No visit to Istria would be complete without a visit to the Brijuni Islands, Tito’s summer retreat.  I was intrigued by this place.  For over 35 years the former leader of Yugoslavia spent 6 months a year here, built 3 summer palaces and set up his very own safari park.  We booked an organised tour and travelled by catamaran from Rovinj.  Son’s eyes lit up when he spotted this beauty at the quayside.  A great journey, just 40 minutes long but super smooth and very comfortable, with huge windows so you could take in the views.

The Brijuni National Park is a group of 2 large and 12 small islands.  In 1983, 3 years after his death, Tito’s former private island was opened to the public.
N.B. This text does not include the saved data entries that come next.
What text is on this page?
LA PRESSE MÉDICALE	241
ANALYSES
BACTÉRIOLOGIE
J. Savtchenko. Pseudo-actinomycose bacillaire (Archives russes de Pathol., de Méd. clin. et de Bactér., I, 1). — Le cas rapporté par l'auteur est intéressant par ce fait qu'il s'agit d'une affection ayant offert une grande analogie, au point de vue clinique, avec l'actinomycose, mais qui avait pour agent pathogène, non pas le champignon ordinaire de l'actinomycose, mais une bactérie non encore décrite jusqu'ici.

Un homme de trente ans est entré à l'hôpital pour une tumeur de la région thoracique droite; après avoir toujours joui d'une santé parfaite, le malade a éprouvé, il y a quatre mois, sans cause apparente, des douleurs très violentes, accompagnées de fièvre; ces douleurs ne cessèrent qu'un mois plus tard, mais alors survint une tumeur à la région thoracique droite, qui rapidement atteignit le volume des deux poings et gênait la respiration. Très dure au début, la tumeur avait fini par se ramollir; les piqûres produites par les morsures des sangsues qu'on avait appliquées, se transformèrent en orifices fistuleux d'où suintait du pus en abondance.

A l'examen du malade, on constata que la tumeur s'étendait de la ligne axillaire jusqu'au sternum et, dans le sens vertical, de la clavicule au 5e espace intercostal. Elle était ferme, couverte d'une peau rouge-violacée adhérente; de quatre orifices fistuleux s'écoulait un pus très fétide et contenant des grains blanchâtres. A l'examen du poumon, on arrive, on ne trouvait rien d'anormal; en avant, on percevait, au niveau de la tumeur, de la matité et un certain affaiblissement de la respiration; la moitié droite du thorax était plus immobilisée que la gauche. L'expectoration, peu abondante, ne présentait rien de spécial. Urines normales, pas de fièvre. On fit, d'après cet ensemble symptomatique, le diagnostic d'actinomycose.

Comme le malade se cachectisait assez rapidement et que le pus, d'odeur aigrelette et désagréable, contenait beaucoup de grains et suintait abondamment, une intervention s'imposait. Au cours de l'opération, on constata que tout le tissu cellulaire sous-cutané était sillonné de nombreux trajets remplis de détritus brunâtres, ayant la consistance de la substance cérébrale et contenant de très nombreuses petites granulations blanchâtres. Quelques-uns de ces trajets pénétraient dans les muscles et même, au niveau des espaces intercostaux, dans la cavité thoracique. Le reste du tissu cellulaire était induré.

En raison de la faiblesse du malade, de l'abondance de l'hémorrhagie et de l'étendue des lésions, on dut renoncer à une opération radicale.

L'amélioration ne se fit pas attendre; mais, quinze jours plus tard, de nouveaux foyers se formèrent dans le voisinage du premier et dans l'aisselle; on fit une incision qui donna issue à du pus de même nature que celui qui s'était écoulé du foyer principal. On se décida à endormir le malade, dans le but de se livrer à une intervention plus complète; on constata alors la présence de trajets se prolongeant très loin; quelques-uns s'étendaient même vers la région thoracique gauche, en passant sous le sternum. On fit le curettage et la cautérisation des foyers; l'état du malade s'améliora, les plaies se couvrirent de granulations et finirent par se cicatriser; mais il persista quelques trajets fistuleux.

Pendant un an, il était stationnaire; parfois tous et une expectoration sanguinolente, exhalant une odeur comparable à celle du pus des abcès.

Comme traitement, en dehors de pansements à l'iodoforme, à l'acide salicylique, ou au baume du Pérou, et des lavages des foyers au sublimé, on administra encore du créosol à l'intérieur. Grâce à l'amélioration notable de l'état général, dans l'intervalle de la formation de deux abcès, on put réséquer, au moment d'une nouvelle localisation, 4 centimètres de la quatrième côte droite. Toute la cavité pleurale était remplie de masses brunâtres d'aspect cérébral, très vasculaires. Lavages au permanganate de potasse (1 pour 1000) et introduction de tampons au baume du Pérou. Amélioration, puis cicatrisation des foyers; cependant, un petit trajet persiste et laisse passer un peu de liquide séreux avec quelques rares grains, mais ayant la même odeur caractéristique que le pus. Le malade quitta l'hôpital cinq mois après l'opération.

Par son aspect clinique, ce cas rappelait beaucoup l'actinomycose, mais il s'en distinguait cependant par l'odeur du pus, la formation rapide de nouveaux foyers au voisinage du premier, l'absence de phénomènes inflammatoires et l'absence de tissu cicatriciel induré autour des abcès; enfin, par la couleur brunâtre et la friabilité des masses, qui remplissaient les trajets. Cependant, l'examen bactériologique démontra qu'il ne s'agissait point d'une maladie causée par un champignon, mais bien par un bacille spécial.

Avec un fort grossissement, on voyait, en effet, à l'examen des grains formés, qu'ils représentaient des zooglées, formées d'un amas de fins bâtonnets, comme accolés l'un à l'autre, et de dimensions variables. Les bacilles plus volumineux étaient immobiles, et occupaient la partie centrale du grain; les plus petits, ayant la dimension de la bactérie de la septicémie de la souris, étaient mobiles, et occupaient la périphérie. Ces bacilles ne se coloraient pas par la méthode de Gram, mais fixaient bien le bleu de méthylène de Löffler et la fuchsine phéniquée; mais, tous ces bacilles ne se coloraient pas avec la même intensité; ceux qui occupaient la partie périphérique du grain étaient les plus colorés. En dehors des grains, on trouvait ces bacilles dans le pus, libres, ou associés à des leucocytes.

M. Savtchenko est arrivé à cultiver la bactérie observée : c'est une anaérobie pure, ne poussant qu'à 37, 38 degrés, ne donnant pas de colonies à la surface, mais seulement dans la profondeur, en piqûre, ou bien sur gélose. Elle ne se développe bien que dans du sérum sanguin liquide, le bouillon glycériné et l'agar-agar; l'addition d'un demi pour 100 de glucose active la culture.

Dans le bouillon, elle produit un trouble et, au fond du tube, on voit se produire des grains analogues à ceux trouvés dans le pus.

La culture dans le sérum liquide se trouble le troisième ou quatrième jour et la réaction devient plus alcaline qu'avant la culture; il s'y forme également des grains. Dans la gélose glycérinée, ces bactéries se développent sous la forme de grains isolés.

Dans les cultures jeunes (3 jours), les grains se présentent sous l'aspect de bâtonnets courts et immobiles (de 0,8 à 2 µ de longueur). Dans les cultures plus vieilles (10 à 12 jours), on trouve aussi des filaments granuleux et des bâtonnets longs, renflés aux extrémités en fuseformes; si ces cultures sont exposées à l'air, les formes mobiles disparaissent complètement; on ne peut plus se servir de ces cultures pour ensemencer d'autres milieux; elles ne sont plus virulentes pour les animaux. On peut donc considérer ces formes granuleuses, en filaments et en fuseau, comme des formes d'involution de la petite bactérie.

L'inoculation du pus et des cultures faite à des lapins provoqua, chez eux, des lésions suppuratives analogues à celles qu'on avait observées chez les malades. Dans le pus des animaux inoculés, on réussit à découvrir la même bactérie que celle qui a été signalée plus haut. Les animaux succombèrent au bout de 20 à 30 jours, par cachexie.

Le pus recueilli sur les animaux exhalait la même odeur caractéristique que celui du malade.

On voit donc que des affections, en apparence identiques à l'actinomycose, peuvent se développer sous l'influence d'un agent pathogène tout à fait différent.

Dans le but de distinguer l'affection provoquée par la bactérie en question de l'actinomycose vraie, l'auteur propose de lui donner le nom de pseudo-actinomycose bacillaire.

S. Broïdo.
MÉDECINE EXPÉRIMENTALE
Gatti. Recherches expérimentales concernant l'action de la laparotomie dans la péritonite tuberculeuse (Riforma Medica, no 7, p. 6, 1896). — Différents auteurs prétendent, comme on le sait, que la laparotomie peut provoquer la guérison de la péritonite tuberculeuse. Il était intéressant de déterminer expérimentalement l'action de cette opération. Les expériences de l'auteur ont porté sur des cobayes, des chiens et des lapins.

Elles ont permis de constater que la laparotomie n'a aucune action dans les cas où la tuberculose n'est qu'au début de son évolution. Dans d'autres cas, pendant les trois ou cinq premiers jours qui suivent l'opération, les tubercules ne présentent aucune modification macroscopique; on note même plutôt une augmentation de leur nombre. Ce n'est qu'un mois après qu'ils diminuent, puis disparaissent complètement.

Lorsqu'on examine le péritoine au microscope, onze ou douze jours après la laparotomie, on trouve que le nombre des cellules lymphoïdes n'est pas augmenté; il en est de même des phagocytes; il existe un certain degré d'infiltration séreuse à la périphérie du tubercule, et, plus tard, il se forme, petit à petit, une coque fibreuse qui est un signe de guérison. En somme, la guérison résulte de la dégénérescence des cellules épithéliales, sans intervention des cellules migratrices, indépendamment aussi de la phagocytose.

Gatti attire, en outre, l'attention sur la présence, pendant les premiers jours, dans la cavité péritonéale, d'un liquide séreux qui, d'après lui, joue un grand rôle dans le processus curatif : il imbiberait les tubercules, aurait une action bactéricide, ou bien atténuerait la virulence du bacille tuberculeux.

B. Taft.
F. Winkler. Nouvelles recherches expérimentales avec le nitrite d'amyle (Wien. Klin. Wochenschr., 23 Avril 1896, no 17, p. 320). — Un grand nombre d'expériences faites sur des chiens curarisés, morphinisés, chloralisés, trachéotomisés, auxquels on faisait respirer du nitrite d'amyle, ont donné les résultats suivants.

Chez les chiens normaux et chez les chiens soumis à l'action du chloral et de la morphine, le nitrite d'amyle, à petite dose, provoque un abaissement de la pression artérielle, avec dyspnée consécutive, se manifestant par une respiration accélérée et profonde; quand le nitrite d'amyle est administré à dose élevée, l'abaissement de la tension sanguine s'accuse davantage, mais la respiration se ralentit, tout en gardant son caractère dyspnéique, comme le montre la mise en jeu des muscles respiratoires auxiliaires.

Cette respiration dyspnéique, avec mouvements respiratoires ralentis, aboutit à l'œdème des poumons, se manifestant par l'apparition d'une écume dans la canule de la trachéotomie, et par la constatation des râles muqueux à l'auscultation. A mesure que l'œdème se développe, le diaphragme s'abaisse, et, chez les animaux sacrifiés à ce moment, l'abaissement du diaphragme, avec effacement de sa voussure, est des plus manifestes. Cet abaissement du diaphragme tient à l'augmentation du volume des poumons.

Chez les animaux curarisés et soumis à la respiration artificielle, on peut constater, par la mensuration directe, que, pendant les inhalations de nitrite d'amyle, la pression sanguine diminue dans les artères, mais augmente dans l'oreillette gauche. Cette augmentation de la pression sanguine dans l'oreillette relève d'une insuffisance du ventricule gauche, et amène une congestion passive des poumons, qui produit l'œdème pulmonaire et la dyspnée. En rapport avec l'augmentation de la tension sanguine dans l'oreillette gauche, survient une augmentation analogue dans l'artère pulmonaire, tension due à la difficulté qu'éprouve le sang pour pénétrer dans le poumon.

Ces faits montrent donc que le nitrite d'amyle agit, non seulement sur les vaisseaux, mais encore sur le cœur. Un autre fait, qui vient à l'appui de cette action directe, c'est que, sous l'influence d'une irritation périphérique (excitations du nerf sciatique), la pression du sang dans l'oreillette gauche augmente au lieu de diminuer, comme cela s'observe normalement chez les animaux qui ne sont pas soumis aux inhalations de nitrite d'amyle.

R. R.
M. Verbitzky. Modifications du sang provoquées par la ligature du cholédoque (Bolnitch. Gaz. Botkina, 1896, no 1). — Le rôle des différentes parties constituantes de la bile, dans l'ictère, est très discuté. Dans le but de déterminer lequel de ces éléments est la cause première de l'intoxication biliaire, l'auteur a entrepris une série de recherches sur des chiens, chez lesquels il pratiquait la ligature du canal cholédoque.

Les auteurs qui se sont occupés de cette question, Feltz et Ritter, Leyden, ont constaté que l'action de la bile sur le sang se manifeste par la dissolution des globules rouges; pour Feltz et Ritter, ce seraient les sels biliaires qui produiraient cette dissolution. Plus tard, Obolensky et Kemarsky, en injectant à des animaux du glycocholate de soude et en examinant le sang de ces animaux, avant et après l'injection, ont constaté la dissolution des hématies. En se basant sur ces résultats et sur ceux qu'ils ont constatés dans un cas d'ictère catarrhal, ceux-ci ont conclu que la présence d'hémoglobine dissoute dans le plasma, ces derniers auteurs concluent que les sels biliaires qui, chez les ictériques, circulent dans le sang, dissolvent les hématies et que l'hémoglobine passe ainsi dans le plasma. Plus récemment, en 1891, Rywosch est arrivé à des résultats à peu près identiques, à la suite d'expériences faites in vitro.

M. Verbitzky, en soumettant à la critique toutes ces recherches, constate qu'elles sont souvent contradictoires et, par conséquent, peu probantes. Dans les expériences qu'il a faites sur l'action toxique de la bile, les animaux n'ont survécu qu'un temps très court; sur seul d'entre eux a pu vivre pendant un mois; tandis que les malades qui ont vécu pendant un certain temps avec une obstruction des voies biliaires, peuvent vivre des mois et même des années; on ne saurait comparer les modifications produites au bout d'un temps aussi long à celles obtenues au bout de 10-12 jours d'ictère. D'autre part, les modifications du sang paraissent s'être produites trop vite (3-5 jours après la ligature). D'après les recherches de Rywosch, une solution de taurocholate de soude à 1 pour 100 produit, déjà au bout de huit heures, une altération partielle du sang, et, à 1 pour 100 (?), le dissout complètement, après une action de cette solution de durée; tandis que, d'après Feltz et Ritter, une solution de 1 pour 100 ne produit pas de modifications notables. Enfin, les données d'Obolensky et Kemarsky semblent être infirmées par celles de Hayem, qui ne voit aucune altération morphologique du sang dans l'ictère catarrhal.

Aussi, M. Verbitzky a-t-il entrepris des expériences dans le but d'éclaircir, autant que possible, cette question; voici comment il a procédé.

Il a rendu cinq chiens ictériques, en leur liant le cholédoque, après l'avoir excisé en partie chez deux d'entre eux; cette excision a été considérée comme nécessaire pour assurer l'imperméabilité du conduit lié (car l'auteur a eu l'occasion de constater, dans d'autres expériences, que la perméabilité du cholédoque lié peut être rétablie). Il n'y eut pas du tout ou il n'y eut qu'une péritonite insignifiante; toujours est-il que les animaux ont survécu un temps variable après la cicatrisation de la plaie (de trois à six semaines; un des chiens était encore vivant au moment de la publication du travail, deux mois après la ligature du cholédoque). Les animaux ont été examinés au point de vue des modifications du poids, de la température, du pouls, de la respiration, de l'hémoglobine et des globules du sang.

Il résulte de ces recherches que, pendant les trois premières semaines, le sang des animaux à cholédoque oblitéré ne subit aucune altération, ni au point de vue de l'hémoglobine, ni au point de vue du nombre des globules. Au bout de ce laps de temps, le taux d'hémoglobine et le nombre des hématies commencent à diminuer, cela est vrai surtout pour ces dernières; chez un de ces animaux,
We were met on the quayside by a guide – there were about 20 English speakers in our group and from this point on we were herded around.  The tour took around 3 hours. We visited the safari park, went past Tito’s former residence (completely hidden by trees so you see nothing), saw some ancient ruins and had half an hour in a little museum.
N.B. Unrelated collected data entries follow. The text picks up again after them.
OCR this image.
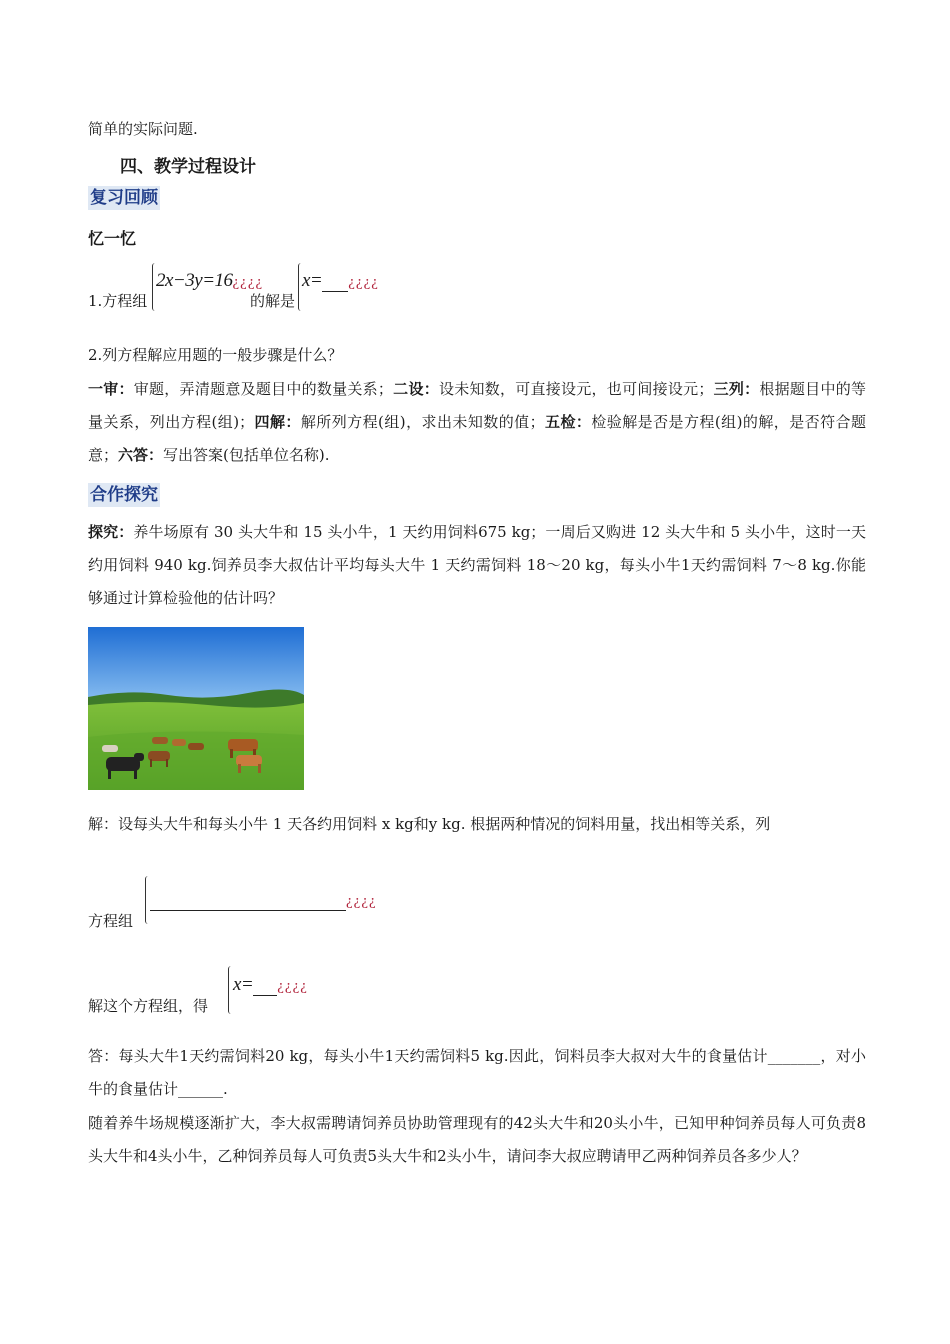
简单的实际问题.
四、教学过程设计
复习回顾
忆一忆
1.方程组
2x−3y=16¿¿¿¿
的解是
x= ¿¿¿¿
2.列方程解应用题的一般步骤是什么？
一审：审题，弄清题意及题目中的数量关系；二设：设未知数，可直接设元，也可间接设元；三列：根据题目中的等量关系，列出方程(组)；四解：解所列方程(组)，求出未知数的值；五检：检验解是否是方程(组)的解，是否符合题意；六答：写出答案(包括单位名称).
合作探究
探究：养牛场原有 30 头大牛和 15 头小牛，1 天约用饲料675 kg；一周后又购进 12 头大牛和 5 头小牛，这时一天约用饲料 940 kg.饲养员李大叔估计平均每头大牛 1 天约需饲料 18～20 kg，每头小牛1天约需饲料 7～8 kg.你能够通过计算检验他的估计吗？
解：设每头大牛和每头小牛 1 天各约用饲料 x kg和y kg. 根据两种情况的饲料用量，找出相等关系，列
方程组
¿¿¿¿
解这个方程组，得
x= ¿¿¿¿
答：每头大牛1天约需饲料20 kg，每头小牛1天约需饲料5 kg.因此，饲料员李大叔对大牛的食量估计_______，对小牛的食量估计______.
随着养牛场规模逐渐扩大，李大叔需聘请饲养员协助管理现有的42头大牛和20头小牛，已知甲种饲养员每人可负责8头大牛和4头小牛，乙种饲养员每人可负责5头大牛和2头小牛，请问李大叔应聘请甲乙两种饲养员各多少人？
The museum was interesting, although Son would beg to differ.  We had to take it in turns to visit.  One of us went in while the other amused Son outside.  It was really not his thing, and keeping his 3 year old hands off everything was leading to epic stress levels.  So outside he had to go.  Once able to concentrate again, I thought the displays were fascinating.  They had various personal items belonging to Tito and the whole place brimmed with photos of him meeting world leaders and movie stars.  The world leaders brought exotic gifts – mainly animals from every continent.  The animals were kept in the safari park.  When they died, Tito had them stuffed and hung on the walls.  They’re still there.
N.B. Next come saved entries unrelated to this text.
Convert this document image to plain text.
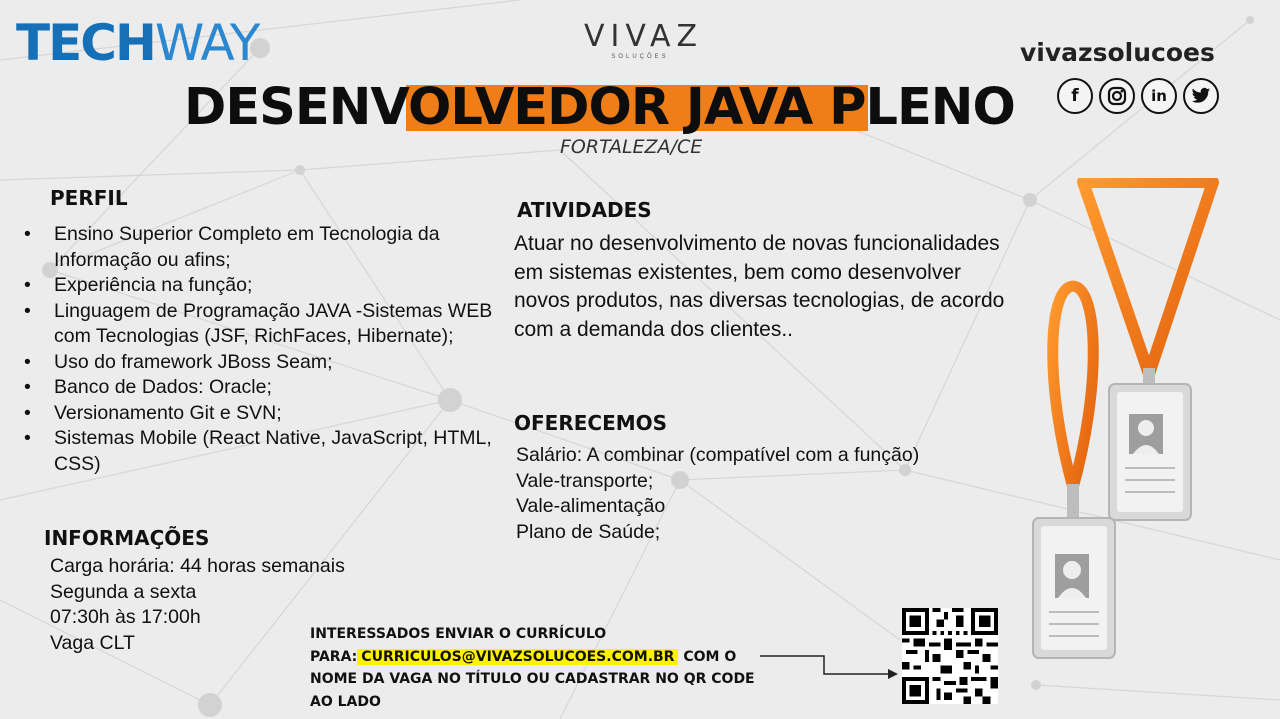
TECHWAY	VIVAZ
SOLUÇÕES	vivazsolucoes
f	in
DESENVOLVEDOR JAVA PLENO
FORTALEZA/CE
PERFIL
• Ensino Superior Completo em Tecnologia da Informação ou afins;
• Experiência na função;
• Linguagem de Programação JAVA -Sistemas WEB com Tecnologias (JSF, RichFaces, Hibernate);
• Uso do framework JBoss Seam;
• Banco de Dados: Oracle;
• Versionamento Git e SVN;
• Sistemas Mobile (React Native, JavaScript, HTML, CSS)
INFORMAÇÕES
Carga horária: 44 horas semanais
Segunda a sexta
07:30h às 17:00h
Vaga CLT
ATIVIDADES
Atuar no desenvolvimento de novas funcionalidades em sistemas existentes, bem como desenvolver novos produtos, nas diversas tecnologias, de acordo com a demanda dos clientes..
OFERECEMOS
Salário: A combinar (compatível com a função)
Vale-transporte;
Vale-alimentação
Plano de Saúde;
INTERESSADOS ENVIAR O CURRÍCULO
PARA: CURRICULOS@VIVAZSOLUCOES.COM.BR COM O
NOME DA VAGA NO TÍTULO OU CADASTRAR NO QR CODE
AO LADO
Sophia Loren, Elizabeth Taylor and Richard Burton to name but a few also holidayed here with him.  Loads of photos of them lining the walls too.

There was a little church nearby, apparently the stone used to build this was the same stone they used for the White House.

There was a little church nearby, apparently the stone used to build this was the same stone they used for the White House.

Museum done, we were herded to a small tourist train and climbed on board.  It took us through the safari park and around the perimeter of the island.  Son enjoyed this – we would beg to differ.  Leg room was limited to say the least, it was cramped and with the hot sun blazing down not the most comfortable train journey ever.